Das Budget 2027 und der KEF 2027–2030 präsentieren sich auf den ersten Blick solide. Bei genauerer Betrachtung zeigen sich jedoch zunehmend problematische Entwicklungen: Der Staatsaufwand wächst weiter, der Personalbestand nimmt deutlich zu, die Verschuldung steigt und Zürich verliert im interkantonalen Vergleich an Ressourcenstärke. Für den KMU- und Gewerbeverband Kanton Zürich (KGV) ist deshalb klar: Das Ausgaben- und Personalwachstum muss gebremst, Investitionen müssen konsequent priorisiert und die Wettbewerbsfähigkeit des Wirtschaftsstandorts Zürich gestärkt werden.
Das Budget 2027 sieht bei einem Aufwand von 20,8 Mia. Franken einen Ertragsüberschuss von 207 Mio. Franken vor. Gleichzeitig weist die Finanzierungsrechnung ein Defizit von 187 Mio. Franken aus. Die Nettoschulden sollen von 4,8 Mia. Franken im Jahr 2027 auf 6,5 Mia. Franken im Jahr 2030 steigen.
Steuereinnahmen sind kein Selbstläufer
Die finanzielle Stabilität wird wesentlich durch steigende Steuererträge getragen. Für 2027 rechnet der Regierungsrat mit Nettosteuereinnahmen von rund 10 Mia. Franken, bis 2030 mit 10,6 Mia. Diese Entwicklung ist nicht garantiert. Konjunktur, Unternehmensgewinne und internationale Entwicklungen kann der Kanton nur begrenzt beeinflussen. Zürich darf seinen Haushalt deshalb nicht dauerhaft auf immer höheren Steuererträgen aufbauen.

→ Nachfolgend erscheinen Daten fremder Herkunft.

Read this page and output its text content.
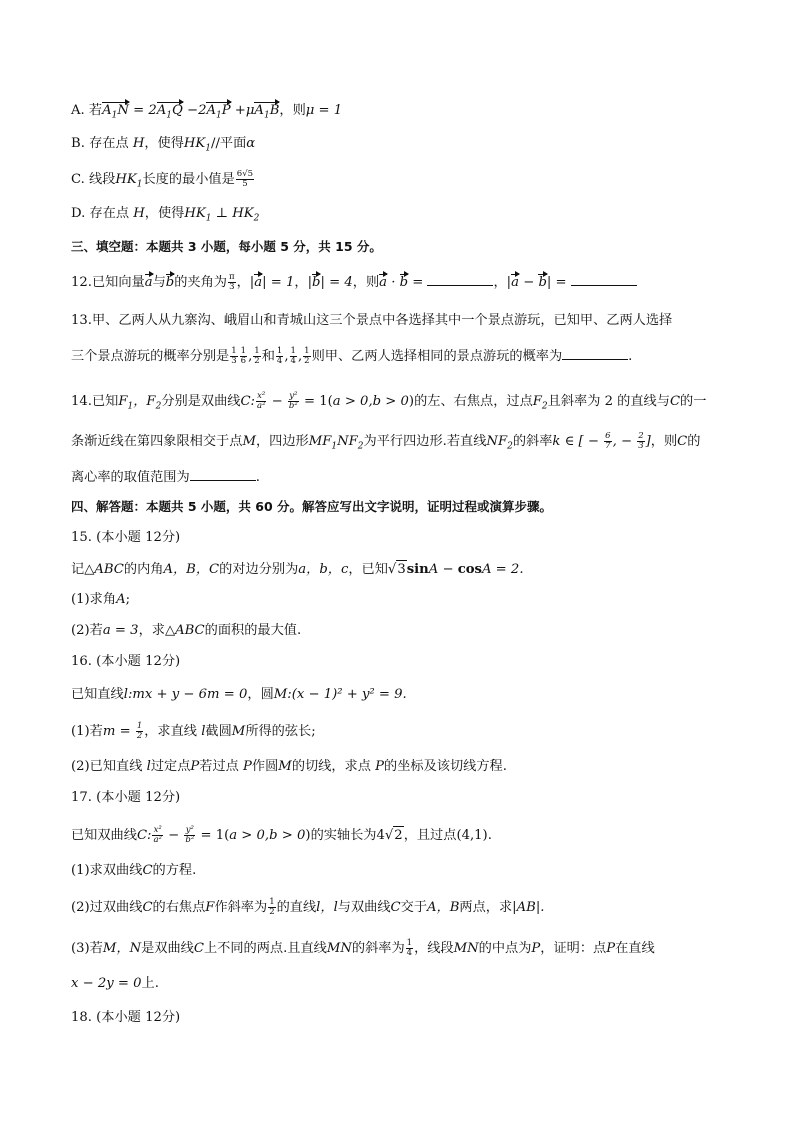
A. 若$A_1N = 2A_1Q -2A_1P +\mu A_1B$，则μ = 1
B. 存在点 H，使得$HK_1//$平面α
C. 线段$HK_1$长度的最小值是 $\frac{6√5}{5}$
D. 存在点 H，使得$HK_1$ ⊥ $HK_2$
三、填空题：本题共 3 小题，每小题 5 分，共 15 分。
12.已知向量a与b的夹角为 $\frac{\pi}{3}$ ，|a| = 1，|b| = 4，则a · b =	，|a − b| =
13.甲、乙两人从九寨沟、峨眉山和青城山这三个景点中各选择其中一个景点游玩，已知甲、乙两人选择
三个景点游玩的概率分别是 $\frac{1}{3} \frac{1}{6}$ , $\frac{1}{2}$ 和 $\frac{1}{4}$ , $\frac{1}{4}$ , $\frac{1}{2}$ 则甲、乙两人选择相同的景点游玩的概率为	.
14.已知$F_1$，$F_2$分别是双曲线C: $\frac{\text{x²}}{\text{a²}} - \frac{\text{y²}}{\text{b²}} = 1(a > 0,b > 0)$的左、右焦点，过点$F_2$且斜率为 2 的直线与C的一
条渐近线在第四象限相交于点M，四边形$MF_1NF_2$为平行四边形.若直线$NF_2$的斜率k ∈ [ − $\frac{6}{7}$ , − $\frac{2}{3}$ ]，则C的
离心率的取值范围为	.
四、解答题：本题共 5 小题，共 60 分。解答应写出文字说明，证明过程或演算步骤。
15. (本小题 12分)
记△ABC的内角A，B，C的对边分别为a，b，c，已知√3sinA − cosA = 2.
(1)求角A;
(2)若a = 3，求△ABC的面积的最大值.
16. (本小题 12分)
已知直线l:mx + y − 6m = 0，圆M:(x − 1)² + y² = 9.
(1)若$m = \frac{1}{2}$ ，求直线 l截圆M所得的弦长;
(2)已知直线 l过定点P若过点 P作圆M的切线，求点 P的坐标及该切线方程.
17. (本小题 12分)
已知双曲线C: $\frac{\text{x²}}{\text{a²}} - \frac{\text{y²}}{\text{b²}} = 1(a > 0,b > 0)$的实轴长为4√2，且过点(4,1).
(1)求双曲线C的方程.
(2)过双曲线C的右焦点F作斜率为 $\frac{1}{2}$ 的直线l，l与双曲线C交于A，B两点，求|AB|.
(3)若M，N是双曲线C上不同的两点.且直线MN的斜率为 $\frac{1}{4}$ ，线段MN的中点为P，证明：点P在直线
x − 2y = 0上.
18. (本小题 12分)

Ungebremstes Aufwand- und Personalwachstum
Der Staatsaufwand steigt von 20,4 Mia. Franken im Budget 2026 auf 20,8 Mia. im Jahr 2027 und soll bis 2030 auf 22,4 Mia. anwachsen. Für den KGV ist klar: Zürich hat ein Ausgabenproblem. Es ist höchste Zeit, dass der Kanton endlich tut, was bisher ausgeblieben ist: Aufgaben, Prozesse und Strukturen direktionsübergreifend konsequent überprüfen, reduzieren und effizienter organisieren.
Kritisch ist auch das Personalwachstum. In den Direktionen und der Staatskanzlei kommen gegenüber dem Budget 2026 netto 684 Vollzeitstellen hinzu. In den weiteren Konsolidierungskreisen – darunter Spitäler, Kliniken und Hochschulen – sind es weitere 796. Insgesamt wächst der staatliche Beschäftigungsumfang damit innerhalb eines Jahres um rund 1'480 Vollzeitstellen – mit jährlichen Mehrkosten, die deutlich über 150 Millionen Franken liegen dürften. Digitalisierung und technischer Fortschritt führen in der Privatwirtschaft zu Effizienzgewinnen. Beim Kanton Zürich ist davon bislang nichts zu erkennen – im Gegenteil: Personalbestand und Staatsaufwand wachsen weiter.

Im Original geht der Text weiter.